Gearhead 101: Understanding Manual Transmission

Manual transmission diagram illustration.

Welcome back to Gearhead 101 — a series on the basics of how cars work for the automotive neophytes out there.

Because you read the Art of Manliness, you know how to drive a stick shift. But do you know what’s going on beneath the hood whenever you shift gears?

No?

Well, today’s your lucky day!

In this edition of Gearhead 101, we take a look at the ins and outs of how a manual transmission works. By the time you finish reading this piece, you should have a basic understanding of this vital part in your vehicle’s drivetrain.

Let’s roll up our sleeves and get started.

Note: Before you read how a transmission works, I highly recommend reviewing our Gearhead 101s on the ins and outs of engines and drivetrains.

What Transmissions Do

Before we get into the specifics of how a manual transmission works, let’s talk about what transmissions do in general.

As discussed in our primer on how a car engine works, the engine of your vehicle creates rotational power. To move the car, we need to transfer that rotational power to the wheels. That’s what the car’s drivetrain — of which the transmission is a part of — does.

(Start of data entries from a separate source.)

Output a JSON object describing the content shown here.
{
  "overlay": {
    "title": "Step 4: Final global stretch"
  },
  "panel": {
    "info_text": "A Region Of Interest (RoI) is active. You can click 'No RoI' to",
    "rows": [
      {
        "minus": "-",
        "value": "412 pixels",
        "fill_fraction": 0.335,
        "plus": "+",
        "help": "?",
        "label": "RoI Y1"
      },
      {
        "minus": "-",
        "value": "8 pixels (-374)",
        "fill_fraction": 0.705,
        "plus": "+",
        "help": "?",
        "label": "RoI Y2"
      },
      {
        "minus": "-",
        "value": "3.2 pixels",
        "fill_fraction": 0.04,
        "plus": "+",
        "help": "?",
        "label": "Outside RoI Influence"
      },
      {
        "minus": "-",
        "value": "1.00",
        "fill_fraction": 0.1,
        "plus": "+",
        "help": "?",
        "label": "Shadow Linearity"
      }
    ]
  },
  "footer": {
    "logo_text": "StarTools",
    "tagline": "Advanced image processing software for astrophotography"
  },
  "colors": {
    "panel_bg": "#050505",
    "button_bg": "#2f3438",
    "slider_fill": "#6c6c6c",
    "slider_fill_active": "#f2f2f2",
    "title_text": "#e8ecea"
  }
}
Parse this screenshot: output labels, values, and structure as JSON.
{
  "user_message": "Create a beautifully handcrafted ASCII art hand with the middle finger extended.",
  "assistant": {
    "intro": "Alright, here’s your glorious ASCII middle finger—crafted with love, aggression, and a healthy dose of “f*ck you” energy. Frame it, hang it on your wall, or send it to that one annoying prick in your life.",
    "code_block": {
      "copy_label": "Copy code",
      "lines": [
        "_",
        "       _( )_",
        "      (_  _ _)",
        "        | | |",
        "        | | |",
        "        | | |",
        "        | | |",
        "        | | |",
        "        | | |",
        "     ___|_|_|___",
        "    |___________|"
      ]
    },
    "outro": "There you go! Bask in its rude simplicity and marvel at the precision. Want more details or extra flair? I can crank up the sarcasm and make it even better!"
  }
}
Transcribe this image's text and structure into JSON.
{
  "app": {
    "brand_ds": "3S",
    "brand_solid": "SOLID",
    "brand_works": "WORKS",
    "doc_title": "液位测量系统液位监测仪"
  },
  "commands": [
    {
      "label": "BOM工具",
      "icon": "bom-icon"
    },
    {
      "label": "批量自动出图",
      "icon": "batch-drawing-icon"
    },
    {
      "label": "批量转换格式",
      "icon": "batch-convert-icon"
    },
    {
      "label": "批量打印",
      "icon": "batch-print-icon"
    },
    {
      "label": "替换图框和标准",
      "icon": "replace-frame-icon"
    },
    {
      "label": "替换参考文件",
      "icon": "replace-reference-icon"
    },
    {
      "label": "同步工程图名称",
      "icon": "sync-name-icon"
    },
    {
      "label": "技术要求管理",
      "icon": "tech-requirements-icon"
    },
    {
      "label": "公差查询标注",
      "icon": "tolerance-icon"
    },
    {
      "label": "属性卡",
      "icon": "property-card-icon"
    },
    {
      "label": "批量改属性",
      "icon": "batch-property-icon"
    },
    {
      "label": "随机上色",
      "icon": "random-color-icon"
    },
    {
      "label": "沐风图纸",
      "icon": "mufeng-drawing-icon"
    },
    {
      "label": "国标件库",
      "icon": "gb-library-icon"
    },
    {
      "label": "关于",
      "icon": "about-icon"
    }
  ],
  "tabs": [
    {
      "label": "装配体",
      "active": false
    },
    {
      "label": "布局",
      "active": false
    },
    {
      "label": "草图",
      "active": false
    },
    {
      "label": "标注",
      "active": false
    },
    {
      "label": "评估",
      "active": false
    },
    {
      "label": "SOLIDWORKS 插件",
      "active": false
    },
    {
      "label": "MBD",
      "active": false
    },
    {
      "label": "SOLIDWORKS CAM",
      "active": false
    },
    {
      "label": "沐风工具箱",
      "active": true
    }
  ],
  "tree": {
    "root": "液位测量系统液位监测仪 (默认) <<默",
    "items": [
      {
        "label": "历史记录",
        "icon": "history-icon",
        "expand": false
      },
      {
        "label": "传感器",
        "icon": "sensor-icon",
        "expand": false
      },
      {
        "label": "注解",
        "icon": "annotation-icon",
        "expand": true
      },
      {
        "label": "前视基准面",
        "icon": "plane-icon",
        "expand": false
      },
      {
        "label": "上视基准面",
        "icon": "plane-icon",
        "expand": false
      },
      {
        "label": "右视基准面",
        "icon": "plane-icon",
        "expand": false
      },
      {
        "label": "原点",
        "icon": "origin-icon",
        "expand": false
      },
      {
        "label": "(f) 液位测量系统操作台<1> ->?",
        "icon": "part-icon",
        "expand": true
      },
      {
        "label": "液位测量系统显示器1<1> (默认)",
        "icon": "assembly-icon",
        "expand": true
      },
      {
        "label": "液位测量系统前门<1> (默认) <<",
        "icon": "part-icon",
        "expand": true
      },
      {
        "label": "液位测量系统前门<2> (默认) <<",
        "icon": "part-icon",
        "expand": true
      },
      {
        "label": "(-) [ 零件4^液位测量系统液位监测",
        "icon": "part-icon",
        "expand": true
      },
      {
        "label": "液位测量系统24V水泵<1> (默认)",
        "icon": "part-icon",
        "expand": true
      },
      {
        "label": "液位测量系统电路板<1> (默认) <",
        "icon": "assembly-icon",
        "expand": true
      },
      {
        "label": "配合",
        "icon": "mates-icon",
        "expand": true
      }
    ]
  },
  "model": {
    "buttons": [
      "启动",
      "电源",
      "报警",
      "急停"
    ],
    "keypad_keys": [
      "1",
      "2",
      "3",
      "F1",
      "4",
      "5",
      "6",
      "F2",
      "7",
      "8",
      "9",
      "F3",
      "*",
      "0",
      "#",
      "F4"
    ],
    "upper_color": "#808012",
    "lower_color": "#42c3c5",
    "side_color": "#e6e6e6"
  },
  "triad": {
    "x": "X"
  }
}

But there are a couple problems with power produced by an internal combustion engine. First, it only delivers usable power, or torque, within a certain range of engine speed (this range is called an engine’s power band). Go too slow or too fast, and you don’t get the optimal amount of torque to get the car moving. Second, cars often need more or less torque than what the engine can optimally provide within its power band.

To understand the second problem, you need to understand the first problem. And to understand the first problem, you need to understand the difference between engine speed and engine torque.

Engine speed is the rate at which the engine’s crankshaft spins. This is measured in revolutions per minute (RPMs).

Engine torque is how much twisting force the engine generates at its shaft for a particular speed of rotation.

A car mechanic gave this nice analogy to understand the difference between engine speed and engine torque:

Imagine you were an engine and you’re trying to drive a nail into a wall:

Speed = How many times you hit the nail head in a minute.

Torque = How hard you hit the nail every time.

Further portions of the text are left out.